Les apôtres ont commencé leur mission d’évangélisation avec une ardeur qui a dû surprendre tous ceux qui les avaient connus peureux, inconstants. Le christianisme se répandant comme une trainée de poudre, les autorités sont devenues inquiètes et ont lancé de grandes persécutions pour que, plus jamais on n’entende parler des chrétiens, mais on n’enchaîne pas la parole de Dieu ! Et bien loin de ralentir la propagation du christianisme, les persécutions ont accéléré son expansion. Au cours des siècles, le scénario s’est répété maintes et maintes fois et continue encore de se répéter dans un certain nombre de pays totalitaires. Mais on avait découvert avec émerveillement comment, en URSS, les grand-mères russes, les babouchkas, avaient pu, sans s’inquiéter des risques qu’elles prenaient, transmettre le feu de la foi. Une fois de plus, on constatait qu’on ne pourra jamais enchaîner la parole de Dieu !
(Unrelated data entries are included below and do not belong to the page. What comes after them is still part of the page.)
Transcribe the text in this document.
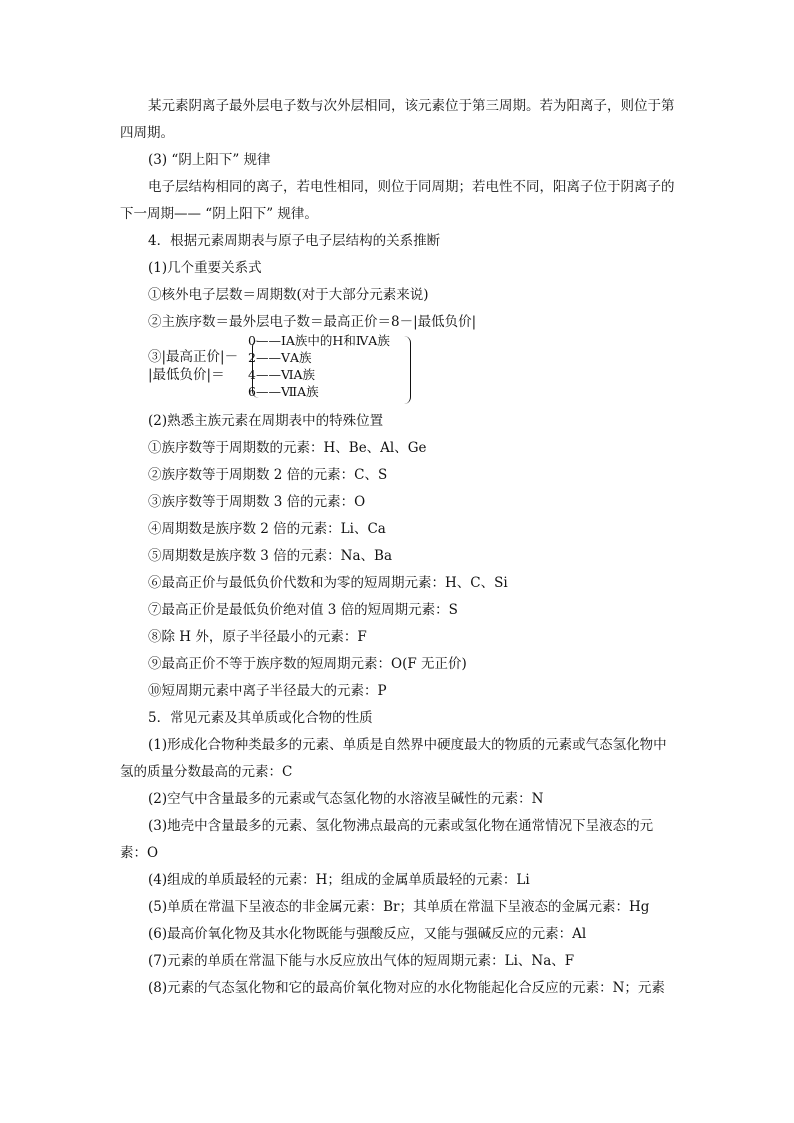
某元素阴离子最外层电子数与次外层相同，该元素位于第三周期。若为阳离子，则位于第四周期。

(3) “阴上阳下” 规律

电子层结构相同的离子，若电性相同，则位于同周期；若电性不同，阳离子位于阴离子的下一周期—— “阴上阳下” 规律。

4．根据元素周期表与原子电子层结构的关系推断

(1)几个重要关系式

①核外电子层数＝周期数(对于大部分元素来说)

②主族序数＝最外层电子数＝最高正价＝8－|最低负价|

③|最高正价|－
|最低负价|＝
0——ⅠA族中的H和ⅣA族
2——ⅤA族
4——ⅥA族
6——ⅦA族

(2)熟悉主族元素在周期表中的特殊位置

①族序数等于周期数的元素：H、Be、Al、Ge

②族序数等于周期数 2 倍的元素：C、S

③族序数等于周期数 3 倍的元素：O

④周期数是族序数 2 倍的元素：Li、Ca

⑤周期数是族序数 3 倍的元素：Na、Ba

⑥最高正价与最低负价代数和为零的短周期元素：H、C、Si

⑦最高正价是最低负价绝对值 3 倍的短周期元素：S

⑧除 H 外，原子半径最小的元素：F

⑨最高正价不等于族序数的短周期元素：O(F 无正价)

⑩短周期元素中离子半径最大的元素：P

5．常见元素及其单质或化合物的性质

(1)形成化合物种类最多的元素、单质是自然界中硬度最大的物质的元素或气态氢化物中氢的质量分数最高的元素：C

(2)空气中含量最多的元素或气态氢化物的水溶液呈碱性的元素：N

(3)地壳中含量最多的元素、氢化物沸点最高的元素或氢化物在通常情况下呈液态的元素：O

(4)组成的单质最轻的元素：H；组成的金属单质最轻的元素：Li

(5)单质在常温下呈液态的非金属元素：Br；其单质在常温下呈液态的金属元素：Hg

(6)最高价氧化物及其水化物既能与强酸反应，又能与强碱反应的元素：Al

(7)元素的单质在常温下能与水反应放出气体的短周期元素：Li、Na、F

(8)元素的气态氢化物和它的最高价氧化物对应的水化物能起化合反应的元素：N；元素
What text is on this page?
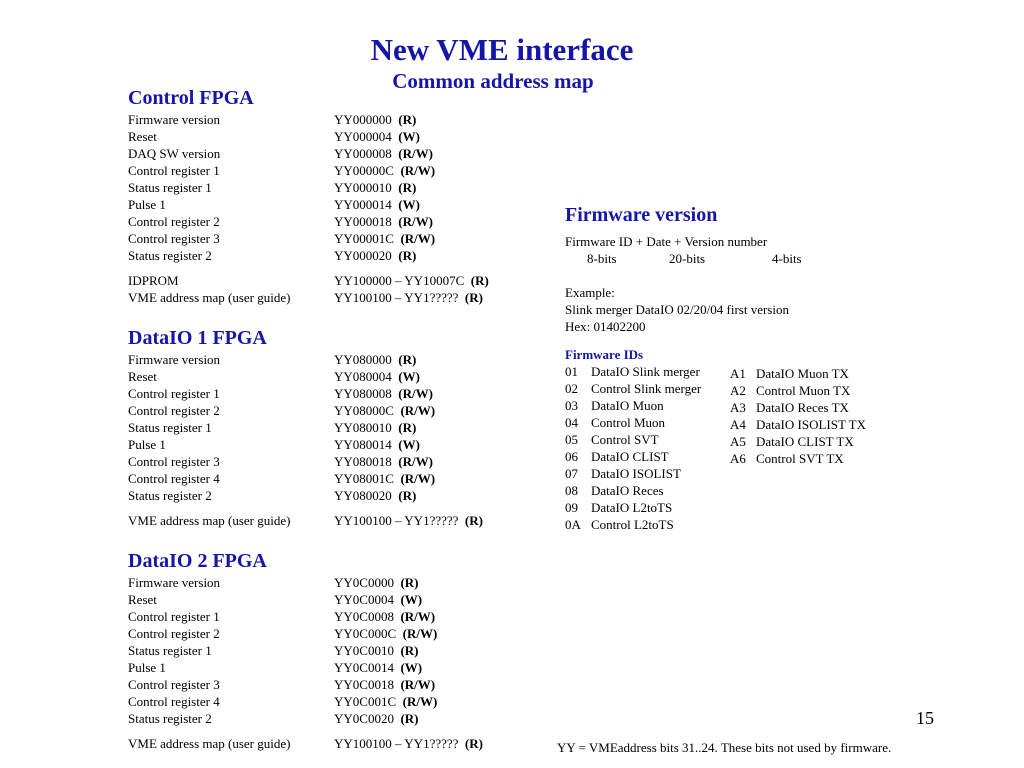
New VME interface
Common address map
Control FPGA
Firmware version	YY000000 (R)
Reset	YY000004 (W)
DAQ SW version	YY000008 (R/W)
Control register 1	YY00000C (R/W)
Status register 1	YY000010 (R)
Pulse 1	YY000014 (W)
Control register 2	YY000018 (R/W)
Control register 3	YY00001C (R/W)
Status register 2	YY000020 (R)
IDPROM	YY100000 – YY10007C (R)
VME address map (user guide)	YY100100 – YY1????? (R)
DataIO 1 FPGA
Firmware version	YY080000 (R)
Reset	YY080004 (W)
Control register 1	YY080008 (R/W)
Control register 2	YY08000C (R/W)
Status register 1	YY080010 (R)
Pulse 1	YY080014 (W)
Control register 3	YY080018 (R/W)
Control register 4	YY08001C (R/W)
Status register 2	YY080020 (R)
VME address map (user guide)	YY100100 – YY1????? (R)
DataIO 2 FPGA
Firmware version	YY0C0000 (R)
Reset	YY0C0004 (W)
Control register 1	YY0C0008 (R/W)
Control register 2	YY0C000C (R/W)
Status register 1	YY0C0010 (R)
Pulse 1	YY0C0014 (W)
Control register 3	YY0C0018 (R/W)
Control register 4	YY0C001C (R/W)
Status register 2	YY0C0020 (R)
VME address map (user guide)	YY100100 – YY1????? (R)
Firmware version
Firmware ID + Date + Version number
8-bits	20-bits	4-bits
Example:
Slink merger DataIO 02/20/04 first version
Hex: 01402200
Firmware IDs
01 DataIO Slink merger
02 Control Slink merger
03 DataIO Muon
04 Control Muon
05 Control SVT
06 DataIO CLIST
07 DataIO ISOLIST
08 DataIO Reces
09 DataIO L2toTS
0A Control L2toTS
A1 DataIO Muon TX
A2 Control Muon TX
A3 DataIO Reces TX
A4 DataIO ISOLIST TX
A5 DataIO CLIST TX
A6 Control SVT TX
15
YY = VMEaddress bits 31..24. These bits not used by firmware.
Il peut nous arriver de nous interroger, légitimement, sur l’avenir de la foi chez nous ; il peut nous arriver de nous inquiéter quand nous entendons la douloureuse question de Jésus à ses apôtres : le Fils de l’homme, quand il viendra, trouvera-t-il encore la foi sur la terre ? Dans ces moments-là, nous pouvons aussi réentendre cette affirmation de Paul : on n’enchaîne pas la parole de Dieu ! Ce n’est évidemment pas une affirmation qui doit nous tenir dans le quiétisme, mais elle nous permettra de prendre notre part dans l’évangélisation en étant bien conscient que cette Parole que nous annonçons a une puissance telle qu’on ne l’enchaînera jamais ! Nous voyons bien que l’influence de l’Eglise diminue dans la société et que les lois deviennent de plus en plus contraignantes pour faire respecter la laïcité. Oui, tout cela est vrai, mais, dans le même temps le nombre des catéchumènes ne cesse d’augmenter et ils viennent par des chemins tellement déroutants que c’est bien vrai, on n’enchaîne pas la parole de Dieu !

Venons-en à l’Evangile ! Ça fait plaisir de rencontrer un scribe sympa ! Il n’y en a pas tant que ça dans l’Evangile ! Je veux d’abord m’arrêter à l’ultime parole de Jésus dans ce texte : « Tu n’es pas loin du royaume de Dieu. » Pour une fois qu’il est mis en présence d’un scribe sympa, Jésus aurait pu être plus sympa et lui donner une vraie bonne note, cette mention bien, elle ne nous semble pas très généreuse, on aurait aimé une mention très bien avec félicitations du jury ! D’autant plus que l’Evangile nous dit que Jésus a vu qu’il avait fait une remarque judicieuse, alors pourquoi Jésus se contente-t-il de dire : « Tu n’es pas loin du royaume de Dieu » ? Il me semble que la réponse est assez simple : Jésus se méfie de ceux qui font de belles réponses mais qui, ensuite, ne mettent pas en pratique ce qu’ils disent. Parce que, finalement, faire de bonnes réponses théoriques, ce n’est pas si compliqué que ça ! Mais, après, il restera à le vivre et, ca, c’est une autre paire de manche ! C’est ce que Jésus rappellera au docteur de la Loi qui lui avait posé une question assez semblable : Maître, que dois-je faire pour avoir en héritage la vie éternelle ? Il racontera la parabole du bon samaritain qu’il conclura par ces paroles : « Va, et toi aussi, fais de même. » Aujourd’hui comme hier, l’Eglise et le monde ont plus besoin de bons samaritains que de personnes qui ont les bonnes réponses à toutes les questions théologiques, même les plus compliquées !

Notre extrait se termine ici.